The Monte Carlo P-Value 99% confidence interval is 0.0000 to 0.0009. Note that the
Monte Carlo P-Value will be slightly different every time it is run (the Monte Carlo
seed value is derived from the system clock).
This was demonstrated using 10,000 replications, but with a P-Value this low, it is
recommended that the number of replications be increased to 1e5 or 1e6 to get a
better estimate.
The resulting output for the 2 Sample KS - Monte Carlo test is:
Given the Monte Carlo P-Value of .004 with 99% confidence interval 0.0000 to
0.0091, we reject H0 and conclude that Satisfaction distributions are
significantly different between Customer types 2 and 3.
As with the Mann-Whitney, the Monte Carlo P-Value is very close to the above
large sample or asymptotic result.
Now we will consider a small sample problem.
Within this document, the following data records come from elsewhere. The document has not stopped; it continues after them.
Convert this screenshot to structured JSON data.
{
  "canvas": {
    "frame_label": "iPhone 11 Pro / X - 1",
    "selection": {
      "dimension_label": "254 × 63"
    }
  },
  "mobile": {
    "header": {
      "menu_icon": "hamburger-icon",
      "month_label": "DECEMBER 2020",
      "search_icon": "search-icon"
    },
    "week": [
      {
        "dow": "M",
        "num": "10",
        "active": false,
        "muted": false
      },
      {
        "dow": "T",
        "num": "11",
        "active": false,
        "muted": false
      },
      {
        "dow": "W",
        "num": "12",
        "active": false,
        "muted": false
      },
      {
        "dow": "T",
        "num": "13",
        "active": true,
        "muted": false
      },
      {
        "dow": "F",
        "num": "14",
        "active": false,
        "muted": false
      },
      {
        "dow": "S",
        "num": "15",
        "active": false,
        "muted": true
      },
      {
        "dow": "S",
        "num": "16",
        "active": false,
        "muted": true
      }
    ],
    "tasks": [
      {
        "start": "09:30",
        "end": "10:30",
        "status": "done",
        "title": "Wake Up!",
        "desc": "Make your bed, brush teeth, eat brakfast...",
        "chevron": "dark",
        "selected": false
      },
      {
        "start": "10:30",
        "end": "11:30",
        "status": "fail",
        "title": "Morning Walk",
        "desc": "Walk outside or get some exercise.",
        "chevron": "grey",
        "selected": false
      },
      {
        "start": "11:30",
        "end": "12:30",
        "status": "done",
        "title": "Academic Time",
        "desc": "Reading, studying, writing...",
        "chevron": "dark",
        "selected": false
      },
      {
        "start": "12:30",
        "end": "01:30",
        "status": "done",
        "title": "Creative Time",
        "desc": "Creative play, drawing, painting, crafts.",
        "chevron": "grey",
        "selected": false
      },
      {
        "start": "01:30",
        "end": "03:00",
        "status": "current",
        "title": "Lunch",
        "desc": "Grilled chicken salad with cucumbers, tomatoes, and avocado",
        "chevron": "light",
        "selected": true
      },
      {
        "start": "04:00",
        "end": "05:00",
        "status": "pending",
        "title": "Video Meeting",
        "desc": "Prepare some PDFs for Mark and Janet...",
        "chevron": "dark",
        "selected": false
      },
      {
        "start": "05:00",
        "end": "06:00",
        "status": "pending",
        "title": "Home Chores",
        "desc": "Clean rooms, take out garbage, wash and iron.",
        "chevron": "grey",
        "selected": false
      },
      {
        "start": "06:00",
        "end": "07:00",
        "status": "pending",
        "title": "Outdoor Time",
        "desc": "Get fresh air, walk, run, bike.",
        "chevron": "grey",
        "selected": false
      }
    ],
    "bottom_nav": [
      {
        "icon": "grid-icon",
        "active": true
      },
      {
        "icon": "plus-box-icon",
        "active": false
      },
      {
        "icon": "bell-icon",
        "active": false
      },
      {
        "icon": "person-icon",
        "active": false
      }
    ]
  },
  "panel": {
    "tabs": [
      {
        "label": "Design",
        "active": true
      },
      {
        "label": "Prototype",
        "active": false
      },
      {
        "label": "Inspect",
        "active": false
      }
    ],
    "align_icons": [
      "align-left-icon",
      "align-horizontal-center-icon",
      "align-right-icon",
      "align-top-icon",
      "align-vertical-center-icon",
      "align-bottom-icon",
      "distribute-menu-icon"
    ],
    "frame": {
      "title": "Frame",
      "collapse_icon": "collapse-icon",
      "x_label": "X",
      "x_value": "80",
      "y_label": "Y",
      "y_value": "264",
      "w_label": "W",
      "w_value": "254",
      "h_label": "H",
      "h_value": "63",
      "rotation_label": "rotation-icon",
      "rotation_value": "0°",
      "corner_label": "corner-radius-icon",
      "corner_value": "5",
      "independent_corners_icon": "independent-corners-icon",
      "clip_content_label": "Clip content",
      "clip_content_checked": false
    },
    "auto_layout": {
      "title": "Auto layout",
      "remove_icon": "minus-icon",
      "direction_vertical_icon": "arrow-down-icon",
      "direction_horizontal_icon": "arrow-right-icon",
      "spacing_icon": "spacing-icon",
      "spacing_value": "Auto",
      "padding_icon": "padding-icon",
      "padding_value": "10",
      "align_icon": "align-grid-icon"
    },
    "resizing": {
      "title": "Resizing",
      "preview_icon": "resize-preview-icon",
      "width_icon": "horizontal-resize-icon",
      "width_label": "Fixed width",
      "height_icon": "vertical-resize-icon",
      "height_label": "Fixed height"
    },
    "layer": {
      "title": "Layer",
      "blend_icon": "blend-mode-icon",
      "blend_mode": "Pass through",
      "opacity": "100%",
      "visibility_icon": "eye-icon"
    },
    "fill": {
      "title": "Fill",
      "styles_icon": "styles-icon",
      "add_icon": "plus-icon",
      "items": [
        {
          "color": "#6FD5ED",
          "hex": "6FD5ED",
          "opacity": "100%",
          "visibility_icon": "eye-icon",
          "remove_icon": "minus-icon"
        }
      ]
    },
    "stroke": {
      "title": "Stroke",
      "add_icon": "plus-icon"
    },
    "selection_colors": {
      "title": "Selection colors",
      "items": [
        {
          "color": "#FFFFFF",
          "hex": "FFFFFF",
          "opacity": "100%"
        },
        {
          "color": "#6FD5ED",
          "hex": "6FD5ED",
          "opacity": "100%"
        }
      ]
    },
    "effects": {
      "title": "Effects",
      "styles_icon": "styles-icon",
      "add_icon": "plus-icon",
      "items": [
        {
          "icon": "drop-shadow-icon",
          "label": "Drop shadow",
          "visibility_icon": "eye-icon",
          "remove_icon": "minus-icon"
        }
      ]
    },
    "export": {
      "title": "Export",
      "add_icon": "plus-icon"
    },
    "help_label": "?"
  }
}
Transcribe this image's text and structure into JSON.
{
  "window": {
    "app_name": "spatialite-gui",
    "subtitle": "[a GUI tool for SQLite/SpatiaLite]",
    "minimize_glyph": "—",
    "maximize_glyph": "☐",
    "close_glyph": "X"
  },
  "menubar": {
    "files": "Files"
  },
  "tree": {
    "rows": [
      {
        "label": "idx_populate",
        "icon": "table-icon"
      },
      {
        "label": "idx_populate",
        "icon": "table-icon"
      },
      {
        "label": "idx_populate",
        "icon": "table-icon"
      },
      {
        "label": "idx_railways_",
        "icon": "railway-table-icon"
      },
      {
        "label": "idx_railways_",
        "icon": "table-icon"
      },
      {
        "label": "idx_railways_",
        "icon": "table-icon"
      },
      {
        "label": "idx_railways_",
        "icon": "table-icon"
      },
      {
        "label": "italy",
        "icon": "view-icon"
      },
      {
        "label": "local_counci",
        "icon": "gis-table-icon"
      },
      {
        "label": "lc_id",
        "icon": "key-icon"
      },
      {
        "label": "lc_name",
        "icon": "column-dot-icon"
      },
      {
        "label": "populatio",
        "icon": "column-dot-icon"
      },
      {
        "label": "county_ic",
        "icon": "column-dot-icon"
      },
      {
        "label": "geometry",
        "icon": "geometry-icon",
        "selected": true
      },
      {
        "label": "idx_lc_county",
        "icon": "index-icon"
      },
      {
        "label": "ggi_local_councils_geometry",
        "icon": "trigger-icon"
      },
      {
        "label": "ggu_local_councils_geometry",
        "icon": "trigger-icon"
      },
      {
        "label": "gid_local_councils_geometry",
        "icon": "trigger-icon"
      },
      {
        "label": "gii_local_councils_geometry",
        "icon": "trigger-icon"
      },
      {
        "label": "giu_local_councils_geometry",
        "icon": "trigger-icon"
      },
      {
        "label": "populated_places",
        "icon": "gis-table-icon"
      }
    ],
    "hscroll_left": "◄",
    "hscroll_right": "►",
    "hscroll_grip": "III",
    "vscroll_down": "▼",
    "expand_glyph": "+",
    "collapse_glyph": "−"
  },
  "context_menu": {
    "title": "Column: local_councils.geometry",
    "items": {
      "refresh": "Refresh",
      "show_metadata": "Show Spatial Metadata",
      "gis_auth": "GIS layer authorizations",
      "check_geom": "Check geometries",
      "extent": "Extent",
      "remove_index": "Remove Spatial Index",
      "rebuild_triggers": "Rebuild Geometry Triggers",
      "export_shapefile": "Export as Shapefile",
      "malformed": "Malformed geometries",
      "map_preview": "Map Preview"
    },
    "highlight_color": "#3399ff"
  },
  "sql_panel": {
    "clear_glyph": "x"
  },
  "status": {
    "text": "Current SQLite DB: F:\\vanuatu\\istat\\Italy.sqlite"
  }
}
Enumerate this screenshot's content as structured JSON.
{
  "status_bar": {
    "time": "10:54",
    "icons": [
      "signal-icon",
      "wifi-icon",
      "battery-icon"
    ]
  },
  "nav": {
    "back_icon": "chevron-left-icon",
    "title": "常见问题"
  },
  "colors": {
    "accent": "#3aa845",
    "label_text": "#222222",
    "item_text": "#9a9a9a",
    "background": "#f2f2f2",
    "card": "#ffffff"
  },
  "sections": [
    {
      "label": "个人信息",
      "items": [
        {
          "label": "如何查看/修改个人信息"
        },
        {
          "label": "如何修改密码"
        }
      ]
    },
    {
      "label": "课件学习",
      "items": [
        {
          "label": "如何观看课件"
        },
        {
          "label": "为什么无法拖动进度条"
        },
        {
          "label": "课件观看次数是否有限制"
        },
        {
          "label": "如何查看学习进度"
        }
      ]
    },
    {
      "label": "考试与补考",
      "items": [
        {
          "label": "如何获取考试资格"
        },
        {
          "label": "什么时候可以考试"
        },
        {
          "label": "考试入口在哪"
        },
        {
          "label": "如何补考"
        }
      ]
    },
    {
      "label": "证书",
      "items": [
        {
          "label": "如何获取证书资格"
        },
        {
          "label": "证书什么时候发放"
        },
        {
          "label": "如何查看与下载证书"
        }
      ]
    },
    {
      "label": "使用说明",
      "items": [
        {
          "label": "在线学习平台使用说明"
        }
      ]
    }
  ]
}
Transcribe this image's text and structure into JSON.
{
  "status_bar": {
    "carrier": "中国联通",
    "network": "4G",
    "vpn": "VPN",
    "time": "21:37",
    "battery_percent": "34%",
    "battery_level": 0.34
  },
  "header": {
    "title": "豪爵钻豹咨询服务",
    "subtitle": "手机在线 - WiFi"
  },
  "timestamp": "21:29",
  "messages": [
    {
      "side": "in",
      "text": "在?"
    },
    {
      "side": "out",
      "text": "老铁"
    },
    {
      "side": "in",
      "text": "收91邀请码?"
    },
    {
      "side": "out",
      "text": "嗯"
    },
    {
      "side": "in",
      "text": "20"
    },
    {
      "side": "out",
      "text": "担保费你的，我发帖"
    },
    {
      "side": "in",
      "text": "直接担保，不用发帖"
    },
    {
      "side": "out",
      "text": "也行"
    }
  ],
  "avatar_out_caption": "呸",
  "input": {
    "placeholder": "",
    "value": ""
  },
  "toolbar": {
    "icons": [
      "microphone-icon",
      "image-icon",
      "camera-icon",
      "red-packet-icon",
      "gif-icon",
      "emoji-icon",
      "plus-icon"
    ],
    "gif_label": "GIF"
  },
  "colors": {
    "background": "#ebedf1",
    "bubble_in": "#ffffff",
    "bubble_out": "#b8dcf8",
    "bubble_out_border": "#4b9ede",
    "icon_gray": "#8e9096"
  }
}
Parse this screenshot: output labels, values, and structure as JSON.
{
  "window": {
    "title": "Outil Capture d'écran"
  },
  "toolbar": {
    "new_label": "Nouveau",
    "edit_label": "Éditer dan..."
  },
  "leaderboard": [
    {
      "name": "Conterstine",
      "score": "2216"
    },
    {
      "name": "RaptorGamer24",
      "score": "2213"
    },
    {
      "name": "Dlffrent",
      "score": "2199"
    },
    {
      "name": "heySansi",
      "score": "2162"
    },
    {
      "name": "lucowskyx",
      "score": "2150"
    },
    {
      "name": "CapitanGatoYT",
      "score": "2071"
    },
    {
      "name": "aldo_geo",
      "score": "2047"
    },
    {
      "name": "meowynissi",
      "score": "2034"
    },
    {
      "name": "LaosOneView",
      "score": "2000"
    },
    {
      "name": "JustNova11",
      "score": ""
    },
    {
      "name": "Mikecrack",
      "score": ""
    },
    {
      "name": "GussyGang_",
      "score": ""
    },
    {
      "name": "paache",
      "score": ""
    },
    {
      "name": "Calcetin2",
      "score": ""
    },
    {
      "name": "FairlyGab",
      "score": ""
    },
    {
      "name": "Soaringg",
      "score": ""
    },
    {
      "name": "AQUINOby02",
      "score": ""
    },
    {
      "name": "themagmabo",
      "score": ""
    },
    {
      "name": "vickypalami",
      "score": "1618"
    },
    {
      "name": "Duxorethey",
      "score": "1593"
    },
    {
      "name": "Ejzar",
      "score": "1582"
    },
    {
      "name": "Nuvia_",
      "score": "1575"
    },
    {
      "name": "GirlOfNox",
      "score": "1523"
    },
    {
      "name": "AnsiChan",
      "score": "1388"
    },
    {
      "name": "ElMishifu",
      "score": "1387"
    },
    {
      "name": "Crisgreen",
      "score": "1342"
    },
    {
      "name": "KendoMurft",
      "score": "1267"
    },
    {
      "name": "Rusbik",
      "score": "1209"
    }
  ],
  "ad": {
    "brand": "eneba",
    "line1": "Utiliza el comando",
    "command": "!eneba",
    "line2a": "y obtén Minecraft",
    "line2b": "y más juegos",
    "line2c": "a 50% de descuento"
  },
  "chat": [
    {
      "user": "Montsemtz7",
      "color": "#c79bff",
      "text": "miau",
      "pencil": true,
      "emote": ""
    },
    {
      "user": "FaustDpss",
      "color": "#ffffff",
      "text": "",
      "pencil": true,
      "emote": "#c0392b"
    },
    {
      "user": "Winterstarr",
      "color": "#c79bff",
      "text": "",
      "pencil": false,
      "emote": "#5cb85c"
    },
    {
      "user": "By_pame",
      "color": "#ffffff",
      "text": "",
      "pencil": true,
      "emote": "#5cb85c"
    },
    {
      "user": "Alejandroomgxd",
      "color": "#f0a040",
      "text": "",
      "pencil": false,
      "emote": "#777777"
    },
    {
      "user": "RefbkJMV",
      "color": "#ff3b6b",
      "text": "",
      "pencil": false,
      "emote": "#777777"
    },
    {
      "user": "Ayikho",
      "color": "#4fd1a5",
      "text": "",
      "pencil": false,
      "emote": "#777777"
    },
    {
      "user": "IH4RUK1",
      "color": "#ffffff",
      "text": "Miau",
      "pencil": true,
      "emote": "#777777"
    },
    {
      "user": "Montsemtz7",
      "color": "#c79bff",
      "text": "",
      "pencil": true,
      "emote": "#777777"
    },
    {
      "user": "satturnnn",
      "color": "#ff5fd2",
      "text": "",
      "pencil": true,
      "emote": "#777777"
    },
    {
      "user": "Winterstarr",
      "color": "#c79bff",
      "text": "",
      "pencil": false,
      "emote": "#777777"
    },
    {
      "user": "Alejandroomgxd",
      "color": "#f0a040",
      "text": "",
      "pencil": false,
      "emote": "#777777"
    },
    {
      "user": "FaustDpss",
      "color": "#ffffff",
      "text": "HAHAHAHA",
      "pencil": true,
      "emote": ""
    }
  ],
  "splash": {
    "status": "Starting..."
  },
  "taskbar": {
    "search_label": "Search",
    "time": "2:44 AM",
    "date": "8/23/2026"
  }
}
Open Stimulant
Test.xlsx. This data is from:
Narayanan, A. and Watts, D. Exact Methods in the NPAR1WAY Procedure, SAS
Institute Inc., Cary, NC.
Researchers conducted an experiment to compare the effects of two stimulants.
Thirteen randomly selected subjects received the first stimulant, and six
randomly selected subjects received the second stimulant.
The reaction times are in minutes.
We will test the null hypothesis of no difference between the medians of the two
stimulants against the alternative that stimulant 1 has smaller median reaction
time than stimulant 2.
Select Reaction Time tab.
Click SigmaXL > Statistical Tools > Nonparametric Tests Exact
> 2 Sample Mann-Whitney - Exact.
If necessary, check Use Entire Data Table, click
Next.
With Stacked Column Format checked, select Reaction
Time, click Numeric Data Variable (Y) >>; select
Stimulant, click Group Category (X) >>; and
Ha:Less Than.
Select Exact with the default Time Limit for Exact
Computation = 60 seconds.
The 2 Sample KS Exact option is only available for Monte Carlo, so is greyed
out.
Click OK. Select Stimulant 1 and 2.
This sets the order for the one-sided test, so the alternative hypothesis Ha is
Median 1 < Median 2.
Click OK. Results:
With the P-Value = .0527 we fail to reject H0, so cannot conclude that there is
a difference in median reaction times.
This exact P-Value matches that given in the reference paper.
By way of comparison, we will now rerun the analysis using the large sample or
asymptotic Mann-Whitney test.
Select Reaction Time tab (or press F4 to
activate last worksheet).
Click SigmaXL > Statistical Tools > Nonparametric Tests Exact
> 2 Sample
Mann-Whitney.
If necessary, check Use Entire Data Table, click
Next.
With Stacked Column Format checked, select
Reaction Time, click Numeric Data Variable (Y)
>>;
select Stimulant, click Group Category (X) >>;
and Ha: Less Than. Display 2 Sample
KS is left unchecked.
Click OK. Select Stimulant 1 and 2. Click
OK. Results:
Now with the P-Value = .0421 we incorrectly reject H0.
The difference between exact and large sample P-Value is small but it was enough
to lead us to falsely conclude that stimulant 1 resulted in a reduced median
reaction time.
In conclusion, whenever you have a small sample size and are performing a
nonparametric test, always use the Exact option.